Hill was heading into the 3rd time through the Boston lineup, giving up only one hit through that point. It was a long half inning for him however, as the Dodgers put a 4 spot on the board in the bottom half of the 6th inning. After that long rest, Roberts listened to his starter and kept a close eye on him, which prompted a removal of Hill just two batters into the 7th inning. By that time, Hill’s pitch count was now up to 90 pitches with a man on and one out. The move even gained the attention of the President of the United States:
Obviously, Roberts saw something in Rich Hill where he thought it was time to pull him, but was it the right move?
In Nunez’s first at bat during the 2nd inning, Hill’s velocity on his fastball and curveball were averaging the same velocity and spin rates as they were in the 7th inning. The break on both pitches were actually moving horizontally more in the 7th inning than they were in the 2nd inning. Hill was showing no signs of actually being tired based on perspective pitch tunneling.
Interestingly enough, during the 2018 regular season Hill’s spin rate increased as the game goes on but his average & perceived velocity all would decrease. A decline in velocity is expected as a pitcher throws more pitches throughout the game, but the batting average of balls in play is smaller on the third time through the order than the second time through the order for Hill. Exit velocities and launch angles increase all increase each time through the order, resulting in higher slugging percentages and more home runs. He gave up 4 home runs the first time through the order this season, but then it jumped to 9 the second time through the order, followed by 7 during the 3rd time. Batting average would fluctuate from .174 1st time through the order, .253 second time, and .241 the third time. OBP would follow a similar pattern, being .245 during the first time, increasing to .329 during the second time, and decreasing to .298 during the third time through the order. His home runs given up per 9 sits at 2.12 during the third time through, the highest of each time through lineups.

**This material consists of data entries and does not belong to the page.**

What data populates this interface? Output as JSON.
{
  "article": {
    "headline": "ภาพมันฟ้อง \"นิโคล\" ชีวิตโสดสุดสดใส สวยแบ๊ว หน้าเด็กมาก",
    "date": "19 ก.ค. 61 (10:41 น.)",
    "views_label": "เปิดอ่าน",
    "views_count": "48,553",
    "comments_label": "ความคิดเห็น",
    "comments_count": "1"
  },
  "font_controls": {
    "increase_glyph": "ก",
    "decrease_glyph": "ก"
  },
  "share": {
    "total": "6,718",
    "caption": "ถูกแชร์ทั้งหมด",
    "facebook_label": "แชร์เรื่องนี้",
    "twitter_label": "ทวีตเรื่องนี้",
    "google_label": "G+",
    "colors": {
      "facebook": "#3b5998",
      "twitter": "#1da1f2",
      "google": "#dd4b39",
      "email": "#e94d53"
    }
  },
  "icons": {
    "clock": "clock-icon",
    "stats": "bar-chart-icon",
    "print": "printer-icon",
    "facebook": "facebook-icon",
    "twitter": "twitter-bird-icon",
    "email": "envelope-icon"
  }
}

His ground ball percentage is highest the third time in the order and fly ball rates are at the lowest. He also induces more ground balls per fly balls during the third time against the lineup than any other time.
Metrically he showed no sign of fatigue during Game 4 and despite advanced stats showing his average velocities decreasing throughout games during the regular season, that wasn’t the case last night as his velocity, as well as movement, stayed consistent. The night before, both bullpens were taxed during an 18-inning back-and-forth affair. The risks, analytics, and the results of the night’s prior game, all point to signs that Dave Roberts should’ve left Rich Hill in the game. Ultimately, he knows his pitcher better than anyone and it was his gut decision to make the change. Now with their backs against the wall, the Dodgers send arguably the best pitcher in the world to the mound, trying to keep their World Series hopes alive. Clayton Kershaw takes the mound tonight at 8:15ET on FOX.